About 7,500 seals live here at least part of the year.

This guy looks like the dragon/worm of the movie
The Lair of the White Worm, a very peculiar campy/
funny/sexually-bizarre/really bad Ken Russell movie.
And then... there’s a sign about seals on the beach up ahead, and I am quite, quite happy to pull over, slide into a parking spot and leap from the car into the gloaming (it’s been getting cloudy and cool for a while, and now the sun is getting serious about setting, too) with my camera in one hand and the telephoto lens in a pocket, and rush to the walkway that makes it easy to look over scores of elephant seals on the sand.  They are awkward and weird looking here, not the sleek creatures they seem to be in the pool at the aquarium, but wonderful.  A little boy walking up the boardwalk catches my eye; we’re both grinning.  “Whaddaya think?” I ask, and he answers, “Pretty cool.”  “Pretty stinky,” I say; “Yeah!”  “And really loud.”  “Yeah, really loud.”  “But great.”  “Yeah, really great.”

There are a ton more seal pictures here, plus a video.  Please forgive the peculiar few seconds at both beginning and end of the video.  I think it's the first one I've made with this camera.



Once it’s dark the seals get even spookier, and then back on the highway there’s a sign advertising scarecrows.  It has an arrow, pointing west, toward a clump of palm trees that look like scarecrows.  Their trunks are long sticks, topped with old palms that curl down and in to form a kind of stuffed-pillowcase ball, topped with the spiky hairdo of new palms sticking out and up.  I don’t know that they’d scare any known bird, though.  I reflect happily that as much as I enjoy seeing elk, or deer, or moose, at least with seals I needn't be afraid I might run into one on the highway.
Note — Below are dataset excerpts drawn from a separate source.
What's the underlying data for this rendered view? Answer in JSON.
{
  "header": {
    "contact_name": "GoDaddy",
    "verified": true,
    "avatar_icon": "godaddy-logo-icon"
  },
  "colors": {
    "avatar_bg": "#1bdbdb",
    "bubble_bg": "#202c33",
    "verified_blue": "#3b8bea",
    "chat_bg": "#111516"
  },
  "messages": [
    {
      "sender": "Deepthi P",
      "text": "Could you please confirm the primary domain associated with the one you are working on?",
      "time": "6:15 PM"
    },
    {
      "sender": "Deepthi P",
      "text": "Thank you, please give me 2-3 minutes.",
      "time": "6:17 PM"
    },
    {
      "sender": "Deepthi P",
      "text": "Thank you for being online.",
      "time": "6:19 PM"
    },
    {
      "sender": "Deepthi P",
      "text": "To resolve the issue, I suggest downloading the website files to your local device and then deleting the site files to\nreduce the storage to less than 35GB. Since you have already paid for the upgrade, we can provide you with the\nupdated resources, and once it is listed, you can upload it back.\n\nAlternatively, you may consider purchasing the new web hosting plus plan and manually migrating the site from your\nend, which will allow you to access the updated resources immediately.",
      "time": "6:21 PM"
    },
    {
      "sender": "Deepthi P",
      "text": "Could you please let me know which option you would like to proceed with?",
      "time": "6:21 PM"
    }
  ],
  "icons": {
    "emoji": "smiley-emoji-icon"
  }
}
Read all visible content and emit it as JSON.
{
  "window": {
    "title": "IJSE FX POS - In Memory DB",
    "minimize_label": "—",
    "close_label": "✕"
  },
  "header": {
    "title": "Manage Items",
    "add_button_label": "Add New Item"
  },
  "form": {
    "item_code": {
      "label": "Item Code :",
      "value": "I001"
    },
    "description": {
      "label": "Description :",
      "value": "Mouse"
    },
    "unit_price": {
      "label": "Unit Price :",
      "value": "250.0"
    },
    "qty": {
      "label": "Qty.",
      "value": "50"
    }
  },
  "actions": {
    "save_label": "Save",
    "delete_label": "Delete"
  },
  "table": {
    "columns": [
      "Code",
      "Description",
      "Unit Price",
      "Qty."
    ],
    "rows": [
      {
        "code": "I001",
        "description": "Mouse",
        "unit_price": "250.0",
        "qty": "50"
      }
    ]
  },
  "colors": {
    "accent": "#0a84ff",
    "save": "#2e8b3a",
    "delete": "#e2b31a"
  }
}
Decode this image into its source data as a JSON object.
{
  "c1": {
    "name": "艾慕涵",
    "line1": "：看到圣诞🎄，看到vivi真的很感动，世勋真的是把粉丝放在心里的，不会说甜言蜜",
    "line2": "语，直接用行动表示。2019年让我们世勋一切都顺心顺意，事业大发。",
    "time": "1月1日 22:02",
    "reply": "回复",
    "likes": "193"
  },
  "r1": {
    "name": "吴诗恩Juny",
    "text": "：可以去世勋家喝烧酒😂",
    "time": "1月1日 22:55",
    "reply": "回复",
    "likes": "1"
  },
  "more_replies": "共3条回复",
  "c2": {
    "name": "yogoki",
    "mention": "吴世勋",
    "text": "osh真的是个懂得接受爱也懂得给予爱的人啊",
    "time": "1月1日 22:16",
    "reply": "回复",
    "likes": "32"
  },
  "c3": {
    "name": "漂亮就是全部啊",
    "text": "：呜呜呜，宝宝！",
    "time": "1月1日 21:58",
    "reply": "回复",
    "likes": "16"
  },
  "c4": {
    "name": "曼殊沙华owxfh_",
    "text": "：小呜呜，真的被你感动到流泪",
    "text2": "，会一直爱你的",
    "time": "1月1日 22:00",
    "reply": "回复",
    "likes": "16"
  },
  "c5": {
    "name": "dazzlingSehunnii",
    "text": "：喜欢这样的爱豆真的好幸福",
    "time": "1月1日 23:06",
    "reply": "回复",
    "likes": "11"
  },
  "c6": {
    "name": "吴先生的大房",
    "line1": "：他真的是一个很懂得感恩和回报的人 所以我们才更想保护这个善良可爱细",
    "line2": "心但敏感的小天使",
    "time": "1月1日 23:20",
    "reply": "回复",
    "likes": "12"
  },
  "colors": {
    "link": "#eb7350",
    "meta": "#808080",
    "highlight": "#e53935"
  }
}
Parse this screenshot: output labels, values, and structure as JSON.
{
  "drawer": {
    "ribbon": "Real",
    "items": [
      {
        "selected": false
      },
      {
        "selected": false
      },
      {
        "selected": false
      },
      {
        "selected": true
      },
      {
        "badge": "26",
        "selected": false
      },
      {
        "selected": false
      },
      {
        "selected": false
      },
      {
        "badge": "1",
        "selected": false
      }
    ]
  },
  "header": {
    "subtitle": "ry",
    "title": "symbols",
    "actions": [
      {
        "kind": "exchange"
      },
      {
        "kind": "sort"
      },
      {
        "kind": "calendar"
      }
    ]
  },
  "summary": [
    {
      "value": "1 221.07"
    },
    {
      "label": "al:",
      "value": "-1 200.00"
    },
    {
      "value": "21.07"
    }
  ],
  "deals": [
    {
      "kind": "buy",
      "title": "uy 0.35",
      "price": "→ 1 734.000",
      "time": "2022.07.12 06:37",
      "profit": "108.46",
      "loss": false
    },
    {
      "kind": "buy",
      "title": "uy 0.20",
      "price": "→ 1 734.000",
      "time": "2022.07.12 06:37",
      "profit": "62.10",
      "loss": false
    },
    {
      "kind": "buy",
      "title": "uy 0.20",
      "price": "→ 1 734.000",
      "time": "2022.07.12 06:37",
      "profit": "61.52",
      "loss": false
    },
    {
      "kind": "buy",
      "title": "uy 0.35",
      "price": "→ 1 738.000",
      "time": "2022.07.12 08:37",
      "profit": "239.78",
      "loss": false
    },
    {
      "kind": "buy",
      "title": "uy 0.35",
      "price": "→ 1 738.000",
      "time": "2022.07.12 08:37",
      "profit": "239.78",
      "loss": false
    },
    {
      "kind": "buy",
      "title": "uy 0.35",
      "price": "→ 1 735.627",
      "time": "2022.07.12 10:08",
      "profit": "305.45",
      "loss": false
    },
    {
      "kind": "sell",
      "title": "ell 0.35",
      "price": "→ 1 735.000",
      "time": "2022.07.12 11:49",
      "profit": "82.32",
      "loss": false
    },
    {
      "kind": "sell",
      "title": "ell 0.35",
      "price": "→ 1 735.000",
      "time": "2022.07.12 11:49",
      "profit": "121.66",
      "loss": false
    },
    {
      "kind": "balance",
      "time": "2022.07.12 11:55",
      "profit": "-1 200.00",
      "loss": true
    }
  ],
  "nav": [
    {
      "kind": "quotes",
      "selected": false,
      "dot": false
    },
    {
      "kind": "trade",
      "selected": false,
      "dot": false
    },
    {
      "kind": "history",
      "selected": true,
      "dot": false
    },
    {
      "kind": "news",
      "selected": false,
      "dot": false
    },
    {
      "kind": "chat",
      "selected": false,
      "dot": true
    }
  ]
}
I get a bit of a scare when a pick-up truck high beams me from behind while I’m passing an 18-wheeler.  I pull back into the travel lane as soon as I can, and the pick-up passes me, moving briskly.  About 15 minutes later I see it pulled over to the side of the road, in the company of a police vehicle with its blue lights flashing.  Oh, dear.

There’s a tiny bit of sunlight still left, off to the west, as I pull off at Santa Barbara.  It is backlighting the hills.  How kind of it.